Wound healing is a precise biological process that repairs damaged tissue. When a wound is open, the body initiates a complex rebuilding effort, and the appearance of new tissue can often cause alarm. Granulation tissue is the new, soft, pink or red tissue that forms in the wound bed, representing a significant step forward in the healing journey. This article clarifies the fate of this new tissue and addresses the common concern about whether it is supposed to detach as the wound closes.
What Granulation Tissue Is and Its Immediate Role
Granulation tissue is a temporary, specialized tissue that forms during the proliferative phase of wound healing, typically three to five days after injury. It is recognized by its vibrant reddish-pink color, moist consistency, and granular appearance, caused by numerous microscopic blood vessel loops. Its primary function is to fill the defect, providing a temporary foundation for the skin to close over.
The tissue is composed of a provisional extracellular matrix containing fibroblasts and newly formed capillaries. The process of forming new blood vessels, known as angiogenesis, is a major feature of this stage and is responsible for the bright color due to abundant blood flow. These new vessels supply the wound with the oxygen and nutrients required to sustain the intense cellular activity of the repair process.
Fibroblasts synthesize and deposit a weak form of collagen (Type III collagen) to create a structural scaffold. This matrix acts as a temporary plug, replacing the initial blood clot and providing a protective barrier against infection. Some fibroblasts differentiate into myofibroblasts, specialized cells with contractile properties. Their presence is instrumental in pulling the wound edges inward—a process known as wound contraction—which reduces the injury’s size.

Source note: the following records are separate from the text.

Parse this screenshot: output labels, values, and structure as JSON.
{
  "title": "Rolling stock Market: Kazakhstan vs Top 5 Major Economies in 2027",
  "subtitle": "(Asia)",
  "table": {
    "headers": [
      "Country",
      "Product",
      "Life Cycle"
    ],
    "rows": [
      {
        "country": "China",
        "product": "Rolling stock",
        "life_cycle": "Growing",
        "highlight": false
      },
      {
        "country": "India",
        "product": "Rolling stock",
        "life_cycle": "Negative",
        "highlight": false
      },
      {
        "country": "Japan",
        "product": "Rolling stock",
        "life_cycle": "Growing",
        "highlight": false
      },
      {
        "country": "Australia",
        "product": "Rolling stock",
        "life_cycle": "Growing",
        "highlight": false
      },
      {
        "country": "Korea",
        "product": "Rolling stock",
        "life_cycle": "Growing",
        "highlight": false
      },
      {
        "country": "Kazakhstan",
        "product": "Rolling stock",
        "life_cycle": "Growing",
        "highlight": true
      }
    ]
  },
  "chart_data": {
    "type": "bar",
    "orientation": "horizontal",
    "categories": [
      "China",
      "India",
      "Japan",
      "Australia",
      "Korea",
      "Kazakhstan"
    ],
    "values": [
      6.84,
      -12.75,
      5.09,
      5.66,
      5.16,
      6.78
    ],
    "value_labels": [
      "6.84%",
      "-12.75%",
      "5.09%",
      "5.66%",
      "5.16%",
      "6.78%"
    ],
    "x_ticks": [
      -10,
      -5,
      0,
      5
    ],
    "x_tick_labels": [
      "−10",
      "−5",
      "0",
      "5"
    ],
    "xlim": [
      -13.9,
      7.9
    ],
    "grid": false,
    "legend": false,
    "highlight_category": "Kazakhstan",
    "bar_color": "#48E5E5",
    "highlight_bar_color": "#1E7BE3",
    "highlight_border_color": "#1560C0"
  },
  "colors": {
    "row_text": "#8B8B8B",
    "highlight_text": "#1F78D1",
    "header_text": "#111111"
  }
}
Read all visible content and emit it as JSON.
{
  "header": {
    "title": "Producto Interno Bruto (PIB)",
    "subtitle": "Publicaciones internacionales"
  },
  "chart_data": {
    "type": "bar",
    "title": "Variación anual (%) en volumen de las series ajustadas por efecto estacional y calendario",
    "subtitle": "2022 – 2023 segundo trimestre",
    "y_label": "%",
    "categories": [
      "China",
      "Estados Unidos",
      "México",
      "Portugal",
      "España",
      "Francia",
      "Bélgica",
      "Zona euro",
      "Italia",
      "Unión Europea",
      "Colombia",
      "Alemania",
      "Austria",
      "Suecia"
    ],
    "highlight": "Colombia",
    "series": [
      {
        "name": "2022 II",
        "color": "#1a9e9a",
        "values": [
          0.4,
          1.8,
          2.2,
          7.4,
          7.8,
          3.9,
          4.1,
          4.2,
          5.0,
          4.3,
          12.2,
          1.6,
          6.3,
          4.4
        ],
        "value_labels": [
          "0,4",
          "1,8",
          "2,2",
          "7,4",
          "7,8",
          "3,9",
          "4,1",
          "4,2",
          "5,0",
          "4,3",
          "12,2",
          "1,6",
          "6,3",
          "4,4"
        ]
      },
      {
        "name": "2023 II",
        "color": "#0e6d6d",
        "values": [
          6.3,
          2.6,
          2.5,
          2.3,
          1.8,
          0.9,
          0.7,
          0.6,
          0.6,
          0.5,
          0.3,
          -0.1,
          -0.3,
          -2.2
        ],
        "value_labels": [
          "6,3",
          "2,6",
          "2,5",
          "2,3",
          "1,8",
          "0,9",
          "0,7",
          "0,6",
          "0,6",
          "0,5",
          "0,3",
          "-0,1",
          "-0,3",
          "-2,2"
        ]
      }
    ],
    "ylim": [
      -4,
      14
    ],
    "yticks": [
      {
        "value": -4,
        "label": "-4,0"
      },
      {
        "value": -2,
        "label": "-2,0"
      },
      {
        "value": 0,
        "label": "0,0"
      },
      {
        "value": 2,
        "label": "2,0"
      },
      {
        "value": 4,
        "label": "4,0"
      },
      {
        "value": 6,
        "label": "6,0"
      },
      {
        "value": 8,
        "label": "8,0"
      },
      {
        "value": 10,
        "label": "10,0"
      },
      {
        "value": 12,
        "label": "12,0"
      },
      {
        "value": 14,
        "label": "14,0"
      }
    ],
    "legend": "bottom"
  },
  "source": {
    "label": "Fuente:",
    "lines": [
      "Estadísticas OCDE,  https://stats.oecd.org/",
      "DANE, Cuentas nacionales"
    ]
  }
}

The Normal Transformation of Granulation Tissue
Granulation tissue is an intermediate stage of healing that does not separate or fall off the wound bed. Instead, it undergoes a gradual, internal process of transformation and maturation into scar tissue. This transition marks the shift from the proliferative phase to the final remodeling phase, which can continue for months or even years.
During maturation, the temporary structure of the granulation tissue is systematically broken down and rebuilt into a stronger, more permanent form. The high density of blood vessels that gave the tissue its bright color begins to regress, reducing the blood supply. Simultaneously, weak Type III collagen fibers are replaced by stronger, more organized Type I collagen fibers, the main structural protein of the skin.
After completing their role in wound contraction, myofibroblasts undergo programmed cell death, which reduces the tissue’s cellularity. This remodeling results in a final scar that is paler, less vascular, and flatter than the original granulation tissue. The change in appearance signals successful, internal progression toward a mature scar, not a physical shedding of material.
When Tissue Appearance Signals a Problem
If material detaches from a wound, it is almost certainly not healthy granulation tissue, but rather non-viable or abnormal tissue. Two common types of non-viable tissue are slough and eschar, which must be removed for healing to proceed. Slough is often yellow, tan, or gray, with a stringy or thick consistency. Eschar is typically a dry, leathery, black or brown crust of necrotic tissue.
When these dead tissues detach, it is a necessary step in cleaning the wound bed, often facilitated by autolytic debridement or medical intervention. Unlike living, functional granulation tissue, slough and eschar impede healing by harboring bacteria and physically obstructing the repair process. Their removal exposes the healthy, underlying granulation tissue, which is a positive sign.
Another abnormal presentation is hypergranulation, sometimes called “proud flesh,” where the tissue grows excessively above the level of the surrounding skin. This overgrowth is bright red and friable, meaning it bleeds easily with minimal contact. While the tissue is living, its excessive height prevents epithelial cells from migrating across the surface to close the wound.
Hypergranulation does not fall off but may require treatment, such as chemical cauterization or light pressure dressings, to regress to the skin level. If the wound shows signs of infection (increasing pain, foul odor, or thick discharge), or if there is persistent hypergranulation, seek medical advice for proper assessment and management.